Autoencoding Random Forests
Binh Duc Vu, Jan Kapar, Marvin Wright, David S. Watson
TL;DR
The paper addresses learning latent embeddings from random forests and decoding back to input space by viewing RFs as adaptive kernels. It develops a diffusion-map-based encoding that yields a low-dimensional embedding and introduces three decoding strategies—constrained optimization, split relabeling, and $k$-NN decoding—each with universal consistency guarantees. The work provides theoretical results establishing the RF kernel as PSD, doubly stochastic, universal, and characteristic, and demonstrates the RF autoencoder (RFAE) in visualization, compression, clustering, and denoising across tabular, image, and genomic data. Practically, this yields a versatile, interpretable alternative to deep autoencoders for mixed data types, with competitive performance and scalable decoding options.
Abstract
We propose a principled method for autoencoding with random forests. Our strategy builds on foundational results from nonparametric statistics and spectral graph theory to learn a low-dimensional embedding of the model that optimally represents relationships in the data. We provide exact and approximate solutions to the decoding problem via constrained optimization, split relabeling, and nearest neighbors regression. These methods effectively invert the compression pipeline, establishing a map from the embedding space back to the input space using splits learned by the ensemble's constituent trees.

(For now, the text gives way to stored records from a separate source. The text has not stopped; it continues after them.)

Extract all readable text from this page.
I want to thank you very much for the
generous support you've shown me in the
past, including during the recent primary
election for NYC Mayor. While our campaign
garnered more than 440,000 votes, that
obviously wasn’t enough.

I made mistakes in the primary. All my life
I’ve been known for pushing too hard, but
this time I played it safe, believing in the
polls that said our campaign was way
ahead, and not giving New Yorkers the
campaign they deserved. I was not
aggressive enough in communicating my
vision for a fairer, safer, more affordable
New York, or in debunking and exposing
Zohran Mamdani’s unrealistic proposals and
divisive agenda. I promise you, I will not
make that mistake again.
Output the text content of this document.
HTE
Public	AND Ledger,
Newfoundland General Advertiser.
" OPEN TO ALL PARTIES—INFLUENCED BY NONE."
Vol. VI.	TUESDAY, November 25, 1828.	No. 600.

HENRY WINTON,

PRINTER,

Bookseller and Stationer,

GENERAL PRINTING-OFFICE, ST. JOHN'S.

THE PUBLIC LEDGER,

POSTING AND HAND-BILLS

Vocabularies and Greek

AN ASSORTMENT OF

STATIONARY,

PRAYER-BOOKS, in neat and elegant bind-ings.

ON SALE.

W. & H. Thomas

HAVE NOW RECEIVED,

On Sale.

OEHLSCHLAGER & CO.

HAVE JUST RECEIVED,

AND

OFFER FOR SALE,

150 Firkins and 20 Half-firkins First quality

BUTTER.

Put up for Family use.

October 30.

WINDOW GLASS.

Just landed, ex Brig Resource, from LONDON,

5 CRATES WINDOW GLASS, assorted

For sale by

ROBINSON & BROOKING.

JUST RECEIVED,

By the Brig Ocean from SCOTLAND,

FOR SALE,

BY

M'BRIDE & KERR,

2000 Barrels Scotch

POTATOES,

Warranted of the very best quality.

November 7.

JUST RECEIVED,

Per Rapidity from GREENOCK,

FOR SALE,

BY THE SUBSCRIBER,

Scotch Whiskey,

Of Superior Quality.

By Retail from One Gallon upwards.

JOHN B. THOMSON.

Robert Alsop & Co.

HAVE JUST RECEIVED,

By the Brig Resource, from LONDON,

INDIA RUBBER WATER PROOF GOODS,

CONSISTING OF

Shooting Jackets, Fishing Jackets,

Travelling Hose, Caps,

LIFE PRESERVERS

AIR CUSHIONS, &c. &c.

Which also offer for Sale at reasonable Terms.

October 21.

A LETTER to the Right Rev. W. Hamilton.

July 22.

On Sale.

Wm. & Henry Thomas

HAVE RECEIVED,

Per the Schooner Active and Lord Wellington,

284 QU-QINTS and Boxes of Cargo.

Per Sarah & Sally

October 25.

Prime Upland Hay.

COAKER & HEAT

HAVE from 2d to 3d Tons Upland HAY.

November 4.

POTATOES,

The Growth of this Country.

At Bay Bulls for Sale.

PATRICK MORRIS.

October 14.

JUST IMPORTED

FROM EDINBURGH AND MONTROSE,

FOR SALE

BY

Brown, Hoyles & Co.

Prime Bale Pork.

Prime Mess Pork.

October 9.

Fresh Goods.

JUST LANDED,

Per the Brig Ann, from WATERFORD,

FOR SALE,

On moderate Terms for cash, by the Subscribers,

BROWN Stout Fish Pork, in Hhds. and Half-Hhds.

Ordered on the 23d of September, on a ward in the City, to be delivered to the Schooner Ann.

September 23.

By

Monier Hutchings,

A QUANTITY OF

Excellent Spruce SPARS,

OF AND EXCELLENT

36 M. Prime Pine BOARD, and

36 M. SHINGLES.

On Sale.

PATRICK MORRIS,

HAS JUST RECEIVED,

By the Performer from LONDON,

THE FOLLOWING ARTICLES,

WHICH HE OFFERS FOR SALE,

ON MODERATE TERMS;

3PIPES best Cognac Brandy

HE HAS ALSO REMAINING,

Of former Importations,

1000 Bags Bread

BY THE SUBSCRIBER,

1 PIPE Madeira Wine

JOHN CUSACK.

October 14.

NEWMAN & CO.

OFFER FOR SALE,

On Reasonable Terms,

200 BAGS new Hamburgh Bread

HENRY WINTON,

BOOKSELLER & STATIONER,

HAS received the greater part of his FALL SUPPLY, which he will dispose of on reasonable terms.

The resulting decoders are universally consistent under common regularity assumptions. The procedure works with supervised or unsupervised models, providing a window into conditional or joint distributions. We demonstrate various applications of this autoencoder, including powerful new tools for visualization, compression, clustering, and denoising. Experiments illustrate the ease and utility of our method in a wide range of settings, including tabular, image, and genomic data.